How About A Gene Therapy Face-Lift?

Olson made another observation: “One can also think about possible gene therapy approaches. One might wish to introduce fibulin-5 genes into the area of a wound and ask whether it could enhance tissue repair.” He suggested, “We may try that in our mice doing a biological face-lift.”

As for the apparently virtually identical companion Nature paper by the San Diego scientists, Olson commented: “The phenotypes are identical but the papers are complementary. The reason is that in our paper we showed that fibulin-5 binds directly to elastin through a calcium-dependent mechanism. In Chien’s paper, he showed that fibulin-5 binds directly to the surfaces of cells. So if you put conclusions of the two papers together it leads to a more integrated view of fibulin-5’s function. That protein is a linker, a receptor for elastin, which links elastin to the surface of cells. So when you get rid of this protein in KO mice, their cells could no longer respond to elastin, and they no longer have elasticity.”

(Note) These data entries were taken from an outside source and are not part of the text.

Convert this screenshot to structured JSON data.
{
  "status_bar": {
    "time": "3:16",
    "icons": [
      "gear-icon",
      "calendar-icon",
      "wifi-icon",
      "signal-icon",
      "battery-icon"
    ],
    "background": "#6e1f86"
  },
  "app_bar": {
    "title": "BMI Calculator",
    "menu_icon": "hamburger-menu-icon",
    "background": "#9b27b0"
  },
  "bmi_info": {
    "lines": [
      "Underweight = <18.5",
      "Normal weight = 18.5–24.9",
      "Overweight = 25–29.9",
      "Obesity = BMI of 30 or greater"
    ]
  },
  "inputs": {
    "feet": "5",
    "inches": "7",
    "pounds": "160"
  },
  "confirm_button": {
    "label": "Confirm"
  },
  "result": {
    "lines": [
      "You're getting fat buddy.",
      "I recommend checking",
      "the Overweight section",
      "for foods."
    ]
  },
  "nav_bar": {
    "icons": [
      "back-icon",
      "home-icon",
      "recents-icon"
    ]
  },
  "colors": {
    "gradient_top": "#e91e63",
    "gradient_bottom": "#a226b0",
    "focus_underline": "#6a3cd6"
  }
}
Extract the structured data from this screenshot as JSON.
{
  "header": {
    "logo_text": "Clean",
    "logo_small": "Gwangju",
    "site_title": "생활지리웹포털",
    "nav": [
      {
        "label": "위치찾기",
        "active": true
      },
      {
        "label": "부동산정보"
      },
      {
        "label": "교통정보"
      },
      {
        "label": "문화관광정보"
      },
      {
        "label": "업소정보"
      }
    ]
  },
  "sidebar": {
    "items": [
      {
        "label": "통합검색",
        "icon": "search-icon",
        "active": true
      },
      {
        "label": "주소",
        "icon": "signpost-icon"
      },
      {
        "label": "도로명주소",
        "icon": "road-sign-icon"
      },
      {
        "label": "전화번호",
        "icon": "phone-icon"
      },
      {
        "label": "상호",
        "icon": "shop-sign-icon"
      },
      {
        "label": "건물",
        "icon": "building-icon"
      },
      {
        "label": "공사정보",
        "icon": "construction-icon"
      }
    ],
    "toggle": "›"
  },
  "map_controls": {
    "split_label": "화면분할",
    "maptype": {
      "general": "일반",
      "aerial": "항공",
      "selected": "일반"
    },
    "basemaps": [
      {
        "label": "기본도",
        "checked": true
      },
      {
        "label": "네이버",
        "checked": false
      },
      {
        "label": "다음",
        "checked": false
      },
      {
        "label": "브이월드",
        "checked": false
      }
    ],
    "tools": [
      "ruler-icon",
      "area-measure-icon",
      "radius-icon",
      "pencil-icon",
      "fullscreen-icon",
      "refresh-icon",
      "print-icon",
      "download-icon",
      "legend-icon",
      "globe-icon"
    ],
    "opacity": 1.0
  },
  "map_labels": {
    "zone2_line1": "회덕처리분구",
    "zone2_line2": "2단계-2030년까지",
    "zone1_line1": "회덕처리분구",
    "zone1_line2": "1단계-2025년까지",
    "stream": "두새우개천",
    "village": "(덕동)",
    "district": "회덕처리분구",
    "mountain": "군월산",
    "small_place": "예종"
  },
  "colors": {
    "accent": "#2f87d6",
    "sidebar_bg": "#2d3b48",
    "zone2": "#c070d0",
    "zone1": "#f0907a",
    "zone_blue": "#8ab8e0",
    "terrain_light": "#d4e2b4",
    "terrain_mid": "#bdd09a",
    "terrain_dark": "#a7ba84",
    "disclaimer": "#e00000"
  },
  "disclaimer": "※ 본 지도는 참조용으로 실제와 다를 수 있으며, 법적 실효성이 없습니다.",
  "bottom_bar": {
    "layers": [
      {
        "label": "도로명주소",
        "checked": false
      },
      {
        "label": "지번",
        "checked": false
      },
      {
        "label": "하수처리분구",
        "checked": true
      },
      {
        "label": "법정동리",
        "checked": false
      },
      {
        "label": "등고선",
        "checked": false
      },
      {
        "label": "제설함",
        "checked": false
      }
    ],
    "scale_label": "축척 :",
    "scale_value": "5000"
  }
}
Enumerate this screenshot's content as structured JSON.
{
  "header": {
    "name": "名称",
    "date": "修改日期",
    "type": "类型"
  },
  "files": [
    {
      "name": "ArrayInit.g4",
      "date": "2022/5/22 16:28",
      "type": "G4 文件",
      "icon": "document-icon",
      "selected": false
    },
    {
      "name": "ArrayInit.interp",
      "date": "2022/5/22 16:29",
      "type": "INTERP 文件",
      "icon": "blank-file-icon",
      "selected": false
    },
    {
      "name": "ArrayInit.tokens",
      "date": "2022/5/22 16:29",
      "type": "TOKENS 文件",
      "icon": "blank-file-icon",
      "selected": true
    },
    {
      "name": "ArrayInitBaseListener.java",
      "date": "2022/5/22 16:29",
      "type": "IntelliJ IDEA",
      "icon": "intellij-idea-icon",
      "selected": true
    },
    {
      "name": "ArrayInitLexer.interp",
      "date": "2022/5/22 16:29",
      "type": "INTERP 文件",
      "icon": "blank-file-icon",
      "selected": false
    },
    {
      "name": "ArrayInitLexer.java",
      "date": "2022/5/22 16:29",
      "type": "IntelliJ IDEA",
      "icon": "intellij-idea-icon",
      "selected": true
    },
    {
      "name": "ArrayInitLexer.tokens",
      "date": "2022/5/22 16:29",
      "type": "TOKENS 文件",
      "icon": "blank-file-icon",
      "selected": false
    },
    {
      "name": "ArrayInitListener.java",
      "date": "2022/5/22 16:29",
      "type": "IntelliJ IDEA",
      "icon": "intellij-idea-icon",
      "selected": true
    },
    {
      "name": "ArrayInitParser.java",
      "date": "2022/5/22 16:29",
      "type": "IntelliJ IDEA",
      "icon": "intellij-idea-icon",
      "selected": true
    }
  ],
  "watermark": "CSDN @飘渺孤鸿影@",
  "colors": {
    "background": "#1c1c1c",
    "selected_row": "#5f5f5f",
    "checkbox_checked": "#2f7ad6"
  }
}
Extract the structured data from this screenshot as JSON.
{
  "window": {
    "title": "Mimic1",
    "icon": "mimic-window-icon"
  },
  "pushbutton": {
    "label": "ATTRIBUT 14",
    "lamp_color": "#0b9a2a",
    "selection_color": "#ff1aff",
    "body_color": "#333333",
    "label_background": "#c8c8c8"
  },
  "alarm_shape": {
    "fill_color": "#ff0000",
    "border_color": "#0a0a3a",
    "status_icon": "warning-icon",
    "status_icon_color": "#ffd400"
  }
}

Nakamura, the UCSD paper’s first author, made the point, “The elastic fiber system is essential in the structure and function of various types of organs that require elasticity. Currently, it is not known,” he noted, “how elastic fibers develop; thus, there is no way to develop elastic fiber, which tends to degrade in aging and in some diseases.”

Besides similar aortic and lung hallmarks in fibulin-5 KO mice, the UCSD team reported “ruptured air sacs and bubble-like spaces throughout the emphysematous lungs, similar to human emphysema where elastic fibers are degraded.” In some of the mice they noted pelvic hernias and enlarged gallbladders and spleens.

“We believe that defects in the fibulin-5/DANCE pathway could play an important role in emphysema,” observed the paper’s senior author, Chien. “The next step,” he concluded, “will require the precise identification of the fibulin-5/DANCE receptor.”